Kısacası televizyon bağımlısı bünyemiz uyduruk senaryolu ve durağan dizilerden,ucubelerle dolu evlendirme programlarından,saygısızlığın ve terbiyesizliğin tavan yaptığı 'Yemekteyiz' tarzı TV şovlarından ve daha birçok çöpten ne kadar haz ediyorsa;reklamlardan da o kadar nefret eder.Amma velakin bazen öyle reklamlar olur ki insan 'Helal olsun,adamlar yapmış yahu' der.Bana son bir ayda bu cümleyi söyleten reklam ise Mastercard'ın ülkemizde 'Kankalarla yeniden buluşmak paha biçilemez' sloganıyla yayınlanan ve on yaş civarı üç okul çocuğunun oynadığıdır kesinlikle.15-16 saniye kadar süren bu reklam kısa ama bir o kadar da doyurucu ve eğlendirici.Söz konusu reklamda kankalardan biri dansa başlar,diğeri onu bir süre izledikten sonra vakur bir havayla ona katılır,en son gelen eve alıp beslenesi sarışın kanka ise elleri ve kollarıyla dünyanın en manasız ama aynı zamanda en sempatik dansını yaptıktan sonra hep beraber arkalarını dönüp ayaklarını yere vurarak (tabi bu da dansın bir parçası) uzaklaşırlar.Reklamın orijinal versiyonunda kullanılan cümle 'Being with people who understand you:priceless' yani 'Sizi anlayan insanlarla olmak paha biçilemez' ülkemizde 'Kankalarla yeniden buluşmak paha biçilemez' olarak çevrilerek yayınlanmış.'Kanka' sözcüğünden nefret eden bünyemin sevimli veletlerin büyük bir ciddiyetle icra ettikleri bu mini gösteriyi gördükten sonra malum kelimeye sempati duyma emareleri göstermeye başlamasından korkmuyor değilim.He bu arada arkada çalan şarkı ise funk müziğin önemli isimlerinden biri olan George Clinton'ın 'We want the funk' adlı çalışması.Şarkı da hem reklama,hem de kankalarımızın aykırı ruhlarına tam anlamıyla cuk oturuyor.

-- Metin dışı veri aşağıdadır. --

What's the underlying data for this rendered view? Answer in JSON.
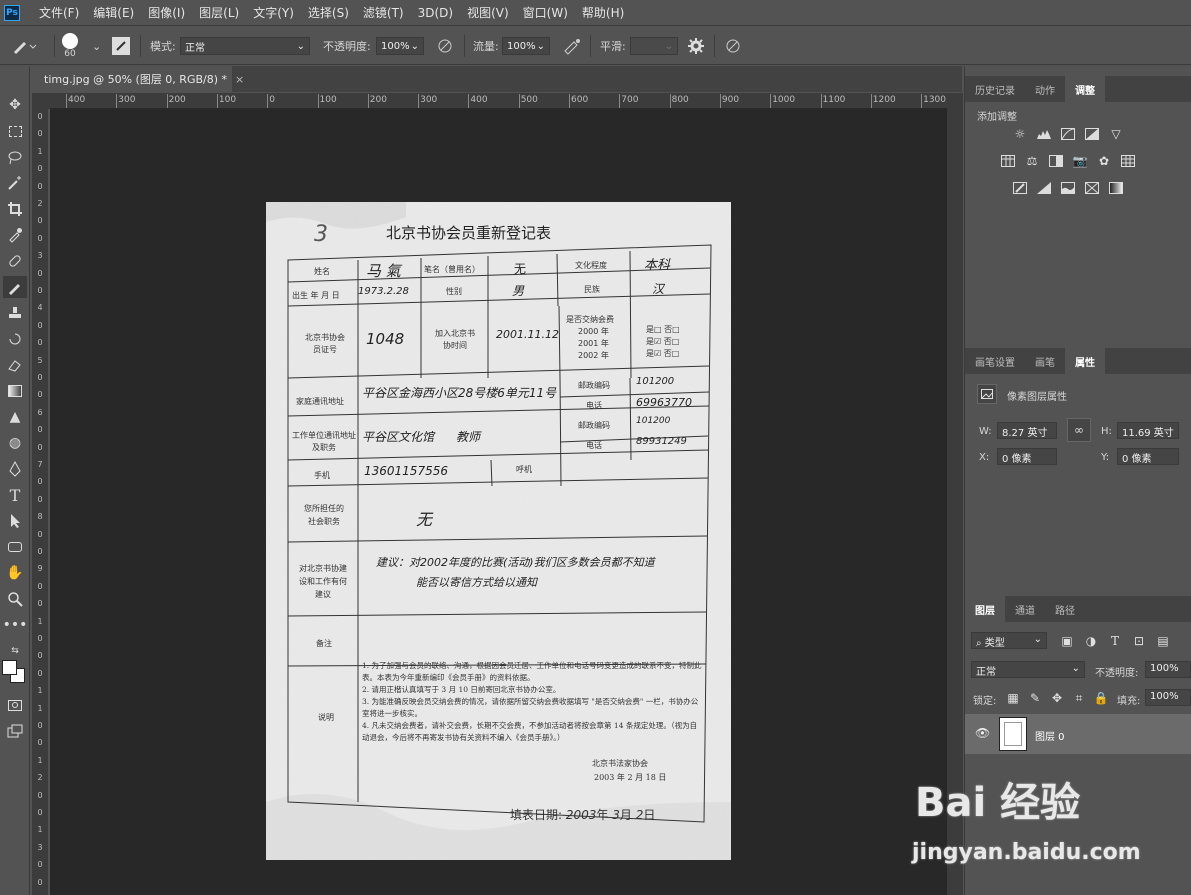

Okulların açılmak üzere olduğu günlerde sık sık çıkan bu sevimli reklam şu sıralar hemen hemen hiç gösterilmiyor.Hala görmediyseniz girin bir video paylaşım sitesine izleyin efendim;sizin de benim gibi bu bıdıkların bağımlısı olacağınıza eminim.Son olarak sözüm o üç sevimli kankaya.Beni duyuyorsanız gelin misafirim olun;yiyin,için,istediğiniz kadar kalın bende.Hatta beni de dördüncü kanka yapın,bundan sonra hep beraber takılalım,sırtımızda çantalarla manyak manyak dans edelim kimseyi iplemeden.O kadar kanım ısındı size!